A look at the first few zeros $$14.134725,21.022040,25.010858,30.424876,32.935062,37.586178,\dots$$ is in accord with
Numerical evidence suggests that all values of $t$ (the imaginary part of a root of $\zeta$) corresponding to nontrivial zeros are irrational (e.g., Havil 2003, p. 195; Derbyshire 2004, p. 384).
(numbers and quote taken from here). What are the attempts to prove that all values of $t$ are irrational?
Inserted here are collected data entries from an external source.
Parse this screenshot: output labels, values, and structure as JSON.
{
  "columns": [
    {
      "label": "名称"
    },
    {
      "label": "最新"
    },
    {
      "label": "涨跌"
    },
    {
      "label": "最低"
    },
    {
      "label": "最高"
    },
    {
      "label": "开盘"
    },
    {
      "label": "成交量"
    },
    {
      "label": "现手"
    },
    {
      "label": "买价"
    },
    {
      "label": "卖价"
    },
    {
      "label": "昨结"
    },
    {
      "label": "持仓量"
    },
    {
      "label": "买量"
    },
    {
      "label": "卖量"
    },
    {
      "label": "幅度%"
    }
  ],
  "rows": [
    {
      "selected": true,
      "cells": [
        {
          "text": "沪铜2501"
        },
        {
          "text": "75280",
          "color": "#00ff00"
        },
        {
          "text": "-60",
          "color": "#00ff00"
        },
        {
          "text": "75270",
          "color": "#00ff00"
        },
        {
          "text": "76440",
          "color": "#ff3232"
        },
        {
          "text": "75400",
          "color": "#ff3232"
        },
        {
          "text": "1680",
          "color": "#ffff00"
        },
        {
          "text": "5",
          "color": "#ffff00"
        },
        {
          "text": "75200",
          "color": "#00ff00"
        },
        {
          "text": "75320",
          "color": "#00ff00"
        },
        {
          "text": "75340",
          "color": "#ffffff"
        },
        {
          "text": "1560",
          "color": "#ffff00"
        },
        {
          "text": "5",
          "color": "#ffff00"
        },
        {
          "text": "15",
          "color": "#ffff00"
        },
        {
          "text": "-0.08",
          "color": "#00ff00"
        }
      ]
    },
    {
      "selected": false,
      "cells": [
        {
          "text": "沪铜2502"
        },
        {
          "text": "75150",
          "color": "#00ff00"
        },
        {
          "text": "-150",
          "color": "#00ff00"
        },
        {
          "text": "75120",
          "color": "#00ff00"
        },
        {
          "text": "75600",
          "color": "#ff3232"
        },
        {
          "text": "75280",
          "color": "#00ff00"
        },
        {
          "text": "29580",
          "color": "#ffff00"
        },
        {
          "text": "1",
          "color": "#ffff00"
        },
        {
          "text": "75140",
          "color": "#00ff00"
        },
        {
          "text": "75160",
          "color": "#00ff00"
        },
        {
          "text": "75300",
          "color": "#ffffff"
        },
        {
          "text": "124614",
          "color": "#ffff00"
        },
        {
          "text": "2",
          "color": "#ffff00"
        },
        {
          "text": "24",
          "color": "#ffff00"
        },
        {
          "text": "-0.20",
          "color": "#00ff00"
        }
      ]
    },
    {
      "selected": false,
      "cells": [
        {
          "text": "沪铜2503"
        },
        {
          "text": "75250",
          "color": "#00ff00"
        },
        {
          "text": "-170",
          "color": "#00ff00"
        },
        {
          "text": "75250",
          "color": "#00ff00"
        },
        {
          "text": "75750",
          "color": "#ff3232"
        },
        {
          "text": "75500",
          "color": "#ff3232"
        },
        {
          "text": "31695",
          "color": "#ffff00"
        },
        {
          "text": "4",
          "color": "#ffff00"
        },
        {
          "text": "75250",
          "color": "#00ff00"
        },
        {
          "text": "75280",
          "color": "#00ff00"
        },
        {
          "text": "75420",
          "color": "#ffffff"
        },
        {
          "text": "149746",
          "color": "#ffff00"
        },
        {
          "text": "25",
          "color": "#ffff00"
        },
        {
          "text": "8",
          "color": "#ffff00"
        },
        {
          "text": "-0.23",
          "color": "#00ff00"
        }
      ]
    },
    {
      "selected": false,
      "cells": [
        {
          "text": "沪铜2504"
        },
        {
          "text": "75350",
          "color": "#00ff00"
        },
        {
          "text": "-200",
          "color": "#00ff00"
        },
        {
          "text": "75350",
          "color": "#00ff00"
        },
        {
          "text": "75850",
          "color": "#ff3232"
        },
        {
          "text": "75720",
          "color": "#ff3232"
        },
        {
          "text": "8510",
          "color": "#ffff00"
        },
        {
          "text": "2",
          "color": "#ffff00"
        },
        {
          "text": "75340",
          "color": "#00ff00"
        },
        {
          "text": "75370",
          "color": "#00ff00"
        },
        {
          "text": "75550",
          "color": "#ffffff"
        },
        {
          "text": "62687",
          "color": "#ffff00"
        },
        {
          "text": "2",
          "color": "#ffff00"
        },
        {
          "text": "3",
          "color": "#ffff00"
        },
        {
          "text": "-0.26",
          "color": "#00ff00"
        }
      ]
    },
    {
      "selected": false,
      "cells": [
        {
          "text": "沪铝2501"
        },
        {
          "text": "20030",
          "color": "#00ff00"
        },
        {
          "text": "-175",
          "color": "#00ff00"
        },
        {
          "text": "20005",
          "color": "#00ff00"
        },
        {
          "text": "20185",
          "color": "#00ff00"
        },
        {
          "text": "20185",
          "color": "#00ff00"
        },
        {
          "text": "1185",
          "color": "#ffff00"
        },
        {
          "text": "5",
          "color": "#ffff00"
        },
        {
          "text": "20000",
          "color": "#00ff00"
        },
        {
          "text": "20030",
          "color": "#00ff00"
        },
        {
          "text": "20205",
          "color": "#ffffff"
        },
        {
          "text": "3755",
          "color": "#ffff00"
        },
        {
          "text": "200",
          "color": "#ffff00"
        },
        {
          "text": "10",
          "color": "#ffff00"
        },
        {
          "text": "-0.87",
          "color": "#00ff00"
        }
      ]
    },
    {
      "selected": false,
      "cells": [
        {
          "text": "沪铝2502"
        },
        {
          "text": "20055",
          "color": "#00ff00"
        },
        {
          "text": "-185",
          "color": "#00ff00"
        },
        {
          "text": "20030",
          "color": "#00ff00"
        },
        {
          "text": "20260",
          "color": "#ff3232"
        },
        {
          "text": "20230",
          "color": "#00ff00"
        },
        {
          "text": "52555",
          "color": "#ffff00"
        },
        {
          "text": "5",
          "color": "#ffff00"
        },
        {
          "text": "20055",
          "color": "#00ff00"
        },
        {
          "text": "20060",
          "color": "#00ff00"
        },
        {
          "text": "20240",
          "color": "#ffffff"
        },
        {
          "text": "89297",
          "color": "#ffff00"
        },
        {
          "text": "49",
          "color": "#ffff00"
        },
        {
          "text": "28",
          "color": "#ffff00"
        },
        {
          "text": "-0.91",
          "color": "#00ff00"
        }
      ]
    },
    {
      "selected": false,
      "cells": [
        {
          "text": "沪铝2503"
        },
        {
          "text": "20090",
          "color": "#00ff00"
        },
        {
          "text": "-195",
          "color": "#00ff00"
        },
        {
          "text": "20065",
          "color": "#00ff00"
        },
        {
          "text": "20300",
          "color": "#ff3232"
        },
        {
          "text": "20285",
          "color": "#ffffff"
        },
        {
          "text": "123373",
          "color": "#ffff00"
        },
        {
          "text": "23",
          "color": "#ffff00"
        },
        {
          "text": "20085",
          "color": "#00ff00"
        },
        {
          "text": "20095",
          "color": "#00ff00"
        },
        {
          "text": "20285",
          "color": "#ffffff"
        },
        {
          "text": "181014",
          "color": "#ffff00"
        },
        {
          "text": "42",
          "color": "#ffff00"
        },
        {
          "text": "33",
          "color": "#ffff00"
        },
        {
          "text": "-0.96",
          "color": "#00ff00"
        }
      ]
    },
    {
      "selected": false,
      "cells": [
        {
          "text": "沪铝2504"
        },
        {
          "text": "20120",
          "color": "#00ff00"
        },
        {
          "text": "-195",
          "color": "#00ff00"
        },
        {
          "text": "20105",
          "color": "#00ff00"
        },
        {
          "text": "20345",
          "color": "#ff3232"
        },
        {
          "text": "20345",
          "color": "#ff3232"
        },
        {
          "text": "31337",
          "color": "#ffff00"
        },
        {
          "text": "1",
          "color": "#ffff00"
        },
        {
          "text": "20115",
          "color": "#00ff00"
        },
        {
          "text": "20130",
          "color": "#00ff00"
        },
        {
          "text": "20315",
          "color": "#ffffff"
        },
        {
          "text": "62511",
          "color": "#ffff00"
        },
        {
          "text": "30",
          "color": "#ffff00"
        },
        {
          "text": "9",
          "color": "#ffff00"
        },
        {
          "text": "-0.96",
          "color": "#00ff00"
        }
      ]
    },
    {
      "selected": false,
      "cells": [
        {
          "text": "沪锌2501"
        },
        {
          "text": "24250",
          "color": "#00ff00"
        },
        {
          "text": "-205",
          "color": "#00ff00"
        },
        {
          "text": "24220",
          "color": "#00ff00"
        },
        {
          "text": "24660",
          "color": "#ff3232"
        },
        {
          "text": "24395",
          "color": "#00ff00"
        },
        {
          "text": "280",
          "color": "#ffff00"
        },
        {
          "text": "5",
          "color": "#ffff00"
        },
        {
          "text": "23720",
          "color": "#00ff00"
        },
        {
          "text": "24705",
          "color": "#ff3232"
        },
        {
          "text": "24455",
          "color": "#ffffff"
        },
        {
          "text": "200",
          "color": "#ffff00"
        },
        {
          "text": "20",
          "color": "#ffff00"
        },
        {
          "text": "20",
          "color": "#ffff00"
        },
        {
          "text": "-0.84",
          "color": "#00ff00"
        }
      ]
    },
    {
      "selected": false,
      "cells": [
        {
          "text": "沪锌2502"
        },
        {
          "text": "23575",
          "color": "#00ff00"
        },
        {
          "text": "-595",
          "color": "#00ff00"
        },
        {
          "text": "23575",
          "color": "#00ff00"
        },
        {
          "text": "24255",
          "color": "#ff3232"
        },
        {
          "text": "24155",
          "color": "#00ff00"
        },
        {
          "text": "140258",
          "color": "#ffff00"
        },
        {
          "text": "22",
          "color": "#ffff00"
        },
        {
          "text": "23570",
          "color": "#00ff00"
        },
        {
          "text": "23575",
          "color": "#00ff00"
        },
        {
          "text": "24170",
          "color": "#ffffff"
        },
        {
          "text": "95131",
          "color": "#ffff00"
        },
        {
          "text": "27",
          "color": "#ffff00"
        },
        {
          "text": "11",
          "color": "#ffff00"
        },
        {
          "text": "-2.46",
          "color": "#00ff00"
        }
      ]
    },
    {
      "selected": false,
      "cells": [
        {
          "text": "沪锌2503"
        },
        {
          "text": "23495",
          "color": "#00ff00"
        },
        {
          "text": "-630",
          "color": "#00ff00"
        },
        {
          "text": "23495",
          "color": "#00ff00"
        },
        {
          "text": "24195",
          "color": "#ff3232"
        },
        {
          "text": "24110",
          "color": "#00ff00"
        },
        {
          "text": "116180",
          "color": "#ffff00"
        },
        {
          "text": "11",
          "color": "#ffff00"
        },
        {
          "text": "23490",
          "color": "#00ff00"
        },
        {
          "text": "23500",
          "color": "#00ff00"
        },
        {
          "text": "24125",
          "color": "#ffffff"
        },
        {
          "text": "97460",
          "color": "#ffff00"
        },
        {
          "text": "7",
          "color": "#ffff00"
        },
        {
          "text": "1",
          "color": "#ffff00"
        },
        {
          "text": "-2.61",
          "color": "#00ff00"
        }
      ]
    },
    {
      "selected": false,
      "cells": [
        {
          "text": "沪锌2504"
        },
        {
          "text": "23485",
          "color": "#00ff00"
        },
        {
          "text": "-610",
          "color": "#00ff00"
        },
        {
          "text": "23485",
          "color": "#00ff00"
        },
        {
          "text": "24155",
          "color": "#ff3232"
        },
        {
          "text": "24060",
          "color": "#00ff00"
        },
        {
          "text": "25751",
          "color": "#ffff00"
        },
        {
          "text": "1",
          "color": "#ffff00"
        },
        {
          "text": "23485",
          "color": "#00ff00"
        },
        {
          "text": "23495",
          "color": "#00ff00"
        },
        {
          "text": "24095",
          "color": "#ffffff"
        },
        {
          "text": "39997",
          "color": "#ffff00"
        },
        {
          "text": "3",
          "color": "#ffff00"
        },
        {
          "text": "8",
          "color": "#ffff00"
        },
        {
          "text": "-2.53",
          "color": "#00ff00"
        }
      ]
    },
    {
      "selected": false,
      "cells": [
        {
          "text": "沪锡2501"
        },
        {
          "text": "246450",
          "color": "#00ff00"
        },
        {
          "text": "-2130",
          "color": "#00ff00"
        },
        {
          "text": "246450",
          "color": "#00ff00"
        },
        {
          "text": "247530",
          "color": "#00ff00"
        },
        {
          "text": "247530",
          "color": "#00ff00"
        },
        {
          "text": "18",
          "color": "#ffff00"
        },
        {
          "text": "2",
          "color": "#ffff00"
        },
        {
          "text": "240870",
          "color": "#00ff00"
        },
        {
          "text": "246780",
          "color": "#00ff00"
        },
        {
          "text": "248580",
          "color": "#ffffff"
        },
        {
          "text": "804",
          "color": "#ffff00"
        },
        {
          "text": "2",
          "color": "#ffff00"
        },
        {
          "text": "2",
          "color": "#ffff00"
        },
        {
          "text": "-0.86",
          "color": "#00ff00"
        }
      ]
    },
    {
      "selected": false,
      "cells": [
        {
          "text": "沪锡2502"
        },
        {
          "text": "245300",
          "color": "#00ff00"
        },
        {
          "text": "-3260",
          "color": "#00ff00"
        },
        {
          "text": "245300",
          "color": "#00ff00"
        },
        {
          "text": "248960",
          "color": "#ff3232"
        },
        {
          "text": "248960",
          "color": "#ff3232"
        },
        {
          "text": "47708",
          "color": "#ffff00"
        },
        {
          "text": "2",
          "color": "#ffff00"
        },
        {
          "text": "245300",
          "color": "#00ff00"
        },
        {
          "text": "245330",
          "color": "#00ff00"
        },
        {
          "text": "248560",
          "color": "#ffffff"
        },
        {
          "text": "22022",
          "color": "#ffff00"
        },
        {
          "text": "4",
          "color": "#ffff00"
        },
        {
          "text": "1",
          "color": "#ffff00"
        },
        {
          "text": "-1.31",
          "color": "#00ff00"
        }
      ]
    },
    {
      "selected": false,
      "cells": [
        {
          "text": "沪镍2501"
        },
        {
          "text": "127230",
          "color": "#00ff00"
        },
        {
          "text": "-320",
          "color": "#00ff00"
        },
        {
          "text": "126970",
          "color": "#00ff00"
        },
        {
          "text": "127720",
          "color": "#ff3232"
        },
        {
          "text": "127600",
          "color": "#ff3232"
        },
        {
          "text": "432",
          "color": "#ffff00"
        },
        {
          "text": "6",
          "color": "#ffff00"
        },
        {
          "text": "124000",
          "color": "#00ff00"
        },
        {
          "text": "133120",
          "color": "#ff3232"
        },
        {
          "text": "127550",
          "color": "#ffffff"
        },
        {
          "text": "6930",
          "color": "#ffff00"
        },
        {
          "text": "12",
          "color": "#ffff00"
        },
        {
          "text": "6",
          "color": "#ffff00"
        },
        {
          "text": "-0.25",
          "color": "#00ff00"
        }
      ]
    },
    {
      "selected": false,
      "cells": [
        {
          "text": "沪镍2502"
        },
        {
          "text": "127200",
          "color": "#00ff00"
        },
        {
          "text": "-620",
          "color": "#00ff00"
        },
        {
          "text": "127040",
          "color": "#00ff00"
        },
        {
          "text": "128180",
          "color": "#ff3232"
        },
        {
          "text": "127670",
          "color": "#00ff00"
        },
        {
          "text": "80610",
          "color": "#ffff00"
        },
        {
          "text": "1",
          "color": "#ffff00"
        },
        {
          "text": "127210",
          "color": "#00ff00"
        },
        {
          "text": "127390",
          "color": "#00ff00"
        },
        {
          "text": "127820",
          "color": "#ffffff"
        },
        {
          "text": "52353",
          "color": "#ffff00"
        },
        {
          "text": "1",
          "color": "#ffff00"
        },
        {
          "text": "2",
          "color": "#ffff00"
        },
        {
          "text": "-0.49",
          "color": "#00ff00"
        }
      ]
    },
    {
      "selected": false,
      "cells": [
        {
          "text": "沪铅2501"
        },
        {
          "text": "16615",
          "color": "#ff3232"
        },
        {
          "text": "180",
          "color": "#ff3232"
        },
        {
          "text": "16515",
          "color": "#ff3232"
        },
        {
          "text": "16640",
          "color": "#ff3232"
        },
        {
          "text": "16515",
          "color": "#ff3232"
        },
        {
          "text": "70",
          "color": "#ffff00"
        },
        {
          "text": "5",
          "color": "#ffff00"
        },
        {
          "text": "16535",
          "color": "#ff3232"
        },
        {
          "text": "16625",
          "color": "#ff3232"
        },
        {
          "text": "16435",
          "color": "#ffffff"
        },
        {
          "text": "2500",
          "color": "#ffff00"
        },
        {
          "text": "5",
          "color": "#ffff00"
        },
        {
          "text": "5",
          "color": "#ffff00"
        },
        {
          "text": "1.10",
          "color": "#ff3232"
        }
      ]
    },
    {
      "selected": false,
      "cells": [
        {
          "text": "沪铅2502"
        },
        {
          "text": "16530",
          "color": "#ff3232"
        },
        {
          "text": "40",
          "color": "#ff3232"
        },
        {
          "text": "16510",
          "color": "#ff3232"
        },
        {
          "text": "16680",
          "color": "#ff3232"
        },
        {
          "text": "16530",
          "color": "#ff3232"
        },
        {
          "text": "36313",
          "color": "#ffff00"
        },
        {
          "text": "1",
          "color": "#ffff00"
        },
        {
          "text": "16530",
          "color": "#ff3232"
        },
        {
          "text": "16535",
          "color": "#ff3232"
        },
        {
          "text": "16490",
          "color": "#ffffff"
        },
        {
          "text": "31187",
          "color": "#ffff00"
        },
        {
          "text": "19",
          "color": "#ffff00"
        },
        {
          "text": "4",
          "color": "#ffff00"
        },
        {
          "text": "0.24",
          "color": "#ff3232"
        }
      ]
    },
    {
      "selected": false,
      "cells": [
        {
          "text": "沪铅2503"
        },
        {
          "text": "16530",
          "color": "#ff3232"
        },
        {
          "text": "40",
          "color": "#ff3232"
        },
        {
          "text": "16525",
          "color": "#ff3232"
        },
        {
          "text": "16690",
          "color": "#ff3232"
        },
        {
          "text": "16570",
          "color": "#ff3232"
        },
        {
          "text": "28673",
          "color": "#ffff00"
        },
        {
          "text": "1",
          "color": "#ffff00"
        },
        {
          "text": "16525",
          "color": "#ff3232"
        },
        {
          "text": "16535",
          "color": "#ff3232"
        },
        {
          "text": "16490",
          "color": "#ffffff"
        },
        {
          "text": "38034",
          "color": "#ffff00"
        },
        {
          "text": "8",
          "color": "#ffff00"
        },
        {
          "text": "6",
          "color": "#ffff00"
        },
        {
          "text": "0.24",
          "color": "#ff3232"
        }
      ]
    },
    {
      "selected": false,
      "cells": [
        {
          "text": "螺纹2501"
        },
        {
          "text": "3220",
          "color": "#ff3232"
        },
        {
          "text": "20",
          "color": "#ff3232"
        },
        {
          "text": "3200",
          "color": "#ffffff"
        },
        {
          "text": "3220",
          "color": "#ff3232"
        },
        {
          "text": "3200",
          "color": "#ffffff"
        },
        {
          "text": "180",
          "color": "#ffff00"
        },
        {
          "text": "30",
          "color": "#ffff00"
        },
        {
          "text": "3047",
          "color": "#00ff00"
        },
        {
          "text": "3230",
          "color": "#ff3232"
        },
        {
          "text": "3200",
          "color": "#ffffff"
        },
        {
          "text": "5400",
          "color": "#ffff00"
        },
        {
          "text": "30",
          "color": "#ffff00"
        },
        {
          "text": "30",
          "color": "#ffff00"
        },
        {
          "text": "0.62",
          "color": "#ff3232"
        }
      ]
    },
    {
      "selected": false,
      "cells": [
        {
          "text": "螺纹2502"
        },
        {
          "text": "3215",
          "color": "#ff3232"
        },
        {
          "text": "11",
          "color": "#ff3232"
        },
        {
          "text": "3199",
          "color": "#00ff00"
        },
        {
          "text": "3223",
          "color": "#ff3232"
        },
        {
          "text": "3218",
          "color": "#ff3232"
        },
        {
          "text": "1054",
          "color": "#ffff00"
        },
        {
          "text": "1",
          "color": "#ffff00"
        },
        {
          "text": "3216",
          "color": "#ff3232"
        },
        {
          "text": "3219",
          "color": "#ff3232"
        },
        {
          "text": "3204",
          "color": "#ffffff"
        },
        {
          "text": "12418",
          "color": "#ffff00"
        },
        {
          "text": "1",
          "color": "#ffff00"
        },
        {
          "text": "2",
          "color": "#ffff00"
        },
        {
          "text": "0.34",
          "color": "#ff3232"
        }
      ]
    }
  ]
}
Would it mean something to the distribution of primes, if one, some or plenty of rational roots $\frac{1}{2}+i\frac{q}{r}$ exist?
Actually, the rationality or irrationality of the Riemann zeros does have subtle influence on the distribution of primes. In analytic number theory, this sub-subject goes under the name 'Oscillation Theorems'. An example can be found in the (excellent) book "Multiplicative Number Theory" by Montgomery and Vaughan. Corollary 15.7 says that if the ordinates $\gamma>0$ of the Riemann zeros are linearly independent over $\mathbb Q$, then $$ \limsup_{x\to\infty}\frac{M(x)}{x^{1/2}}=+\infty $$ and $$ \liminf_{x\to\infty}\frac{M(x)}{x^{1/2}}=-\infty. $$ Here $M(x)$ is the summatory function of the Möbius $\mu$ function: $$ M(x)=\sum_{n<x}\mu(n). $$ The connection is, of course, the explicit formula.
Edit: As a second example, Rubinstein and Sarnak show (roughly speaking) that under the Riemann Hypotheis and the assumption the zeros are linearly independent over $\mathbb Q$, that $$ \lim_{x\to\infty}\frac{1}{\log(x)}\sum_{\substack{n<x\\\pi(n)\ge \text{Li}(n)}}\frac{1}{n}=0.00000026 $$ as well as other results, in their paper Chebyshev's Bias.